Sa main quitta mon bras. Pourquoi avait-il fallu que ce soit elle ? Pourquoi ? Il fallait bien avouer qu’elle m’avait tapé dans l’œil au premier regard. Quelques années plus tôt, je n’aurais pas hésité une seconde à la brancher, mais mon père m’avait fait perdre toute confiance en moi. J’aurais dû engager la conversation hier, mais je ne l’avais pas fait. Et maintenant… C’était mal barré. Je ne savais même plus si j’avais envie de lui encastrer la tête dans un mur ou de lui rouler une pelle, juste pour voir ce que ça faisait.

— Mikaël, vraiment je…

— C’est bon, il était mort de toute façon, mentis-je.
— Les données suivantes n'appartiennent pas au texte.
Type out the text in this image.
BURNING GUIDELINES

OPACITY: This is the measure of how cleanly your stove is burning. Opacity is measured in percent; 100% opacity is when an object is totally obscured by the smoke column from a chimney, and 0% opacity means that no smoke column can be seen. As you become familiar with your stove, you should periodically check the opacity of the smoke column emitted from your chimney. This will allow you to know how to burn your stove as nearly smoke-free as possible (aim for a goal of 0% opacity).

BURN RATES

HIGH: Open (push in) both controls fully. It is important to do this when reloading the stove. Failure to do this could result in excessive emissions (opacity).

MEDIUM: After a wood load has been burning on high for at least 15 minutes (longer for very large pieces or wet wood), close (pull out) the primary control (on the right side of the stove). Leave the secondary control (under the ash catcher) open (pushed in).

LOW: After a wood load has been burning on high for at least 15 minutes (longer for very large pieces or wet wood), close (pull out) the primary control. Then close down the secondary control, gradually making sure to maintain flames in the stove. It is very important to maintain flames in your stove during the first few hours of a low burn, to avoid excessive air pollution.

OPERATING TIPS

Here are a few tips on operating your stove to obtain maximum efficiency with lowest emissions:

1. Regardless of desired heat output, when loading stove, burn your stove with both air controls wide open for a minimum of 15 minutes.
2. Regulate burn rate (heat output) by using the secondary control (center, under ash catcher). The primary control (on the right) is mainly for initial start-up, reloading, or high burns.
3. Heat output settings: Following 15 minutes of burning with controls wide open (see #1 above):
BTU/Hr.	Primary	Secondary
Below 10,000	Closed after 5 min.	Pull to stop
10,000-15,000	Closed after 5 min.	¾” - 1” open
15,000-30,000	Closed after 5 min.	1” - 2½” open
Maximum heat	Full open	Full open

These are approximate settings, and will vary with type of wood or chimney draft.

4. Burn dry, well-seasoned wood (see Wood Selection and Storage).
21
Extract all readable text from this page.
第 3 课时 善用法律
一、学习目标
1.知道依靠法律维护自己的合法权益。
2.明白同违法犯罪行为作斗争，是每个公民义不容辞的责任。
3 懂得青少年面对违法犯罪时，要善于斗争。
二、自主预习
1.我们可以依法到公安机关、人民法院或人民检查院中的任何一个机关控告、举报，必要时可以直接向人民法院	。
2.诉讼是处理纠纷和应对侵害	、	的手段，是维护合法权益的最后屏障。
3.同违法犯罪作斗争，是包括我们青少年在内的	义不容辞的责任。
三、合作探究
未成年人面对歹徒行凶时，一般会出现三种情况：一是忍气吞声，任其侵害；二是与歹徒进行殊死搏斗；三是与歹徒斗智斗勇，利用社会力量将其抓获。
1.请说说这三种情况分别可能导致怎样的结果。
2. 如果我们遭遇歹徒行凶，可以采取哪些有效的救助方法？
En réalité, je venais de l’acheter. Il me restait un peu d’argent pour m’en payer un autre, mais ça empièterait sur mon budget hôtel et précipiter mon retour chez mon père. Bordel, je la détestais de m’avoir fait ce coup-là.

— Nan, je n’ai pas fait attention, c’est ma faute. Il faut que je répare cette erreur, insista-t-elle.

J’abdiquai. Elle avait l’air de s’en vouloir plus que moi. Elle n’osait même plus me regarder et fixait ses chaussures des yeux. Elle bascula vers l’arrière à la secousse suivante. Je la retins. Elle m’adressa un sourire reconnaissant.

— Je descends là, m’informa-t-elle, en arrivant à Laumière. À demain. Et encore désolée… je t’assure. Je trouverai un moyen de me faire pardonner, je te jure.

— C’est pas la peine, concluai-je alors qu’elle sortait.

Je n’étais pas sûr qu’elle m’ait entendu. Céleste avait l’air décidé à réparer son erreur. Je ne voyais pas comment. Personne n’achetait un portable à quelqu’un qu’il connaissait à peine.